— Ch. 1 · The 1977 Naming Moment —
Expectation–maximization algorithm.
~5 min read · Ch. 1 of 6
Arthur Dempster, Nan Laird, and Donald Rubin published a paper in 1977 that gave the method its name. They called it the expectation-maximization algorithm. This work formalized an iterative process for finding maximum likelihood estimates in statistical models with unobserved latent variables. Earlier researchers had proposed similar ideas under different names or in specific contexts. Cedric Smith developed a gene-counting method to estimate allele frequencies before this time. H.O. Hartley presented related concepts in 1958 and again in 1977 alongside Hocking. S.K Ng, Thriyambakam Krishnan, and G.J McLachlan also contributed ideas in 1977. Rolf Sundberg provided a detailed treatment of the EM method for exponential families in his thesis from 1971. His work built upon collaboration with Per Martin-Löf and Anders Martin-Löf at Stockholm University. The 1977 paper by Dempster, Laird, and Rubin generalized these earlier methods into a single framework. It sketched a convergence analysis for a wider class of problems than previously covered.

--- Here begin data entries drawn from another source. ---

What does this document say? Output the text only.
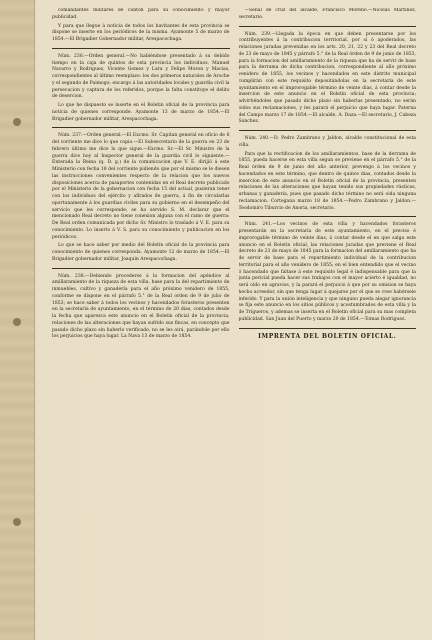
comandantes militares de canton para su conocimiento y mayor publicidad.

Y para que llegue á noticia de todos los havitantes de esta provincia se dispone se inserte en los periódicos de la misma. Ayamonte 5 de marzo de 1854.—El Brigadier Gobernador militar, Arespacochaga.

Núm. 236.—Orden general.—No habiéndose presentado á su debido tiempo en la caja de quintos de esta provincia los individuos, Manuel Navarro y Rodriguez, Vicente Gomez y Lara y Felipe Moron y Macias, correspondientes al último reemplazo: los dos primeros naturales de Aroche y el segundo de Paimogo; encargo á las autoridades locales y guardia civil la persecucion y captura de los referidos, porque la falta constituye el delito de desercion.

Lo que he dispuesto se inserte en el Boletin oficial de la provincia para noticia de quienes corresponde. Ayamonte 13 de marzo de 1854.—El Brigadier gobernador militar, Arespacochaga.

Núm. 237.—Orden general.—El Excmo. Sr. Capitan general en oficio de 6 del corriente me dice lo que copio.—El Subsecretario de la guerra en 23 de febrero último me dice lo que sigue.—Excmo. Sr.—El Sr. Ministro de la guerra dice hoy al Inspector general de la guardia civil lo siguiente.—Enterada la Reina (q. D. g.) de la comunicacion que V. E. dirijió á este Ministerio con fecha 18 del corriente pidiendo que por el mismo se le diesen las instrucciones convenientes respecto de la relacion que los nuevos disposiciones acerca de pasaportes contenidas en el Real decreto publicado por el Ministerio de la gobernacion con fecha 15 del actual, pusieran tener con los individuos del ejército y afirados de guerra, á fin de circularlas oportunamente á los guardias civiles para su gobierno en el desempeño del servicio que les corresponde; se ha servido S. M. declarar que el mencionado Real decreto no tiene conexion alguna con el ramo de guerra: De Real orden comunicada por dicho Sr. Ministro lo traslado á V. E. para su conocimiento. Lo inserto á V. S. para su conocimiento y publicacion en los periódicos.

Lo que se hace saber por medio del Boletin oficial de la provincia para conocimiento de quienes corresponda. Ayamonte 12 de marzo de 1854.—El Brigadier gobernador militar, Joaquin Arespacochaga.

Núm. 238.—Debiendo procederse á la formacion del apéndice al amillaramiento de la riqueza de esta villa, base para la del repartimiento de inmuebles, cultivo y ganadería para el año próximo venidero de 1855, conforme se dispone en el párrafo 5.° de la Real orden de 9 de julio de 1853; se hace saber á todos los vecinos y hacendados forasteros presenten en la secretaría de ayuntamiento, en el término de 20 dias, contados desde la fecha que aparezca este anuncio en el Boletin oficial de la provincia, relaciones de las alteraciones que hayan sufrido sus fincas, en concepto que pasado dicho plazo sin haberlo verificado, no se les oirá, parándole por ello los perjuicios que haya lugar. La Nava 13 de marzo de 1854.

—Señal de cruz del alcalde, Francisco Moreno.—Nicolas Martinez, secretario.

Núm. 239.—Llegada la época en que deben presentarse por los contribuyentes á la contribucion territorial, por sí ó apoderados, las relaciones juradas prevenidas en los arts. 20, 21, 22 y 23 del Real decreto de 23 de mayo de 1845 y párrafo 5.° de la Real órden de 9 de junio de 1853, para la formacion del amillaramiento de la riqueza que ha de servir de base para la derrama de dicha contribucion, correspondiente al año próximo venidero de 1855, los vecinos y hacendados en este distrito municipal cumplirán con este requisito depositándolas en la secretaría de este ayuntamiento en el improrogable término de veinte dias, á contar desde la insercion de este anuncio en el Boletin oficial de esta provincia; advirtiéndoles que pasado dicho plazo sin haberlas presentado, no serán oidos sus reclamaciones, y les parará el perjuicio que haya lugar. Paterna del Campo marzo 17 de 1854.—El alcalde, A. Daza.—El secretario, J. Cabeza Sanchez.

Núm. 240.—D. Pedro Zambrano y Jaldon, alcalde constitucional de esta villa.

Para que la rectificacion de los amillaramientos, base de la derrama de 1855, pueda hacerse en esta villa segun se previene en el párrafo 5.° de la Real órden de 9 de junio del año anterior, prevengo á los vecinos y hacendados en este término, que dentro de quince dias, contados desde la insercion de este anuncio en el Boletin oficial de la provincia, presenten relaciones de las alteraciones que hayan tenido sus propiedades rústicas, urbanas y ganadería, pues que pasado dicho término no será oida ninguna reclamacion. Cortegana marzo 18 de 1854.—Pedro Zambrano y Jaldon.—Teodomiro Tiburcio de Anoria, secretario.

Núm. 241.—Los vecinos de esta villa y hacendados forasteros presentarán en la secretaría de este ayuntamiento, en el preciso é improrogable término de veinte dias, á contar desde el en que salga este anuncio en el Boletin oficial, las relaciones juradas que previene el Real decreto de 23 de mayo de 1845 para la formacion del amillaramiento que ha de servir de base para el repartimiento individual de la contribucion territorial para el año venidero de 1855; en el bien entendido que el vecino ó hacendado que faltase á este requisito legal é indispensable para que la junta pericial pueda hacer sus trabajos con el mayor acierto é igualdad, no será oido en agravios, y la parará el perjuicio á que por su omision se haya hecho acreedor, sin que tenga lugar á quejarse por el que se cree habérsele inferido. Y para la unión inteligencia y que ninguno pueda alegar ignorancia se fija este anuncio en los sitios públicos y acostumbrados de esta villa y la de Trigueros, y ademas se inserta en el Boletin oficial para su mas completa publicidad. San Juan del Puerto y marzo 20 de 1854.—Tomas Rodriguez.

IMPRENTA DEL BOLETIN OFICIAL.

Alternating Steps And Logic
The algorithm proceeds by alternating between two distinct steps until values converge. The first step is the Expectation step where one defines Q as the expected value of the log likelihood function. This calculation uses the current conditional distribution of the unknown data given observed data and current parameter estimates. The second step is the Maximization step which finds parameters that maximize the quantity derived in the previous phase. These updated parameters then determine the distribution of latent variables for the next iteration. One can simply pick arbitrary values for one set of unknowns to start the process. Use them to estimate the second set, then use those new values to find a better estimate of the first set. This cycle repeats until the resulting values both reach fixed points. The derivative of the likelihood becomes arbitrarily close to zero at that point. That point represents either a local maximum or a saddle point rather than necessarily a global maximum.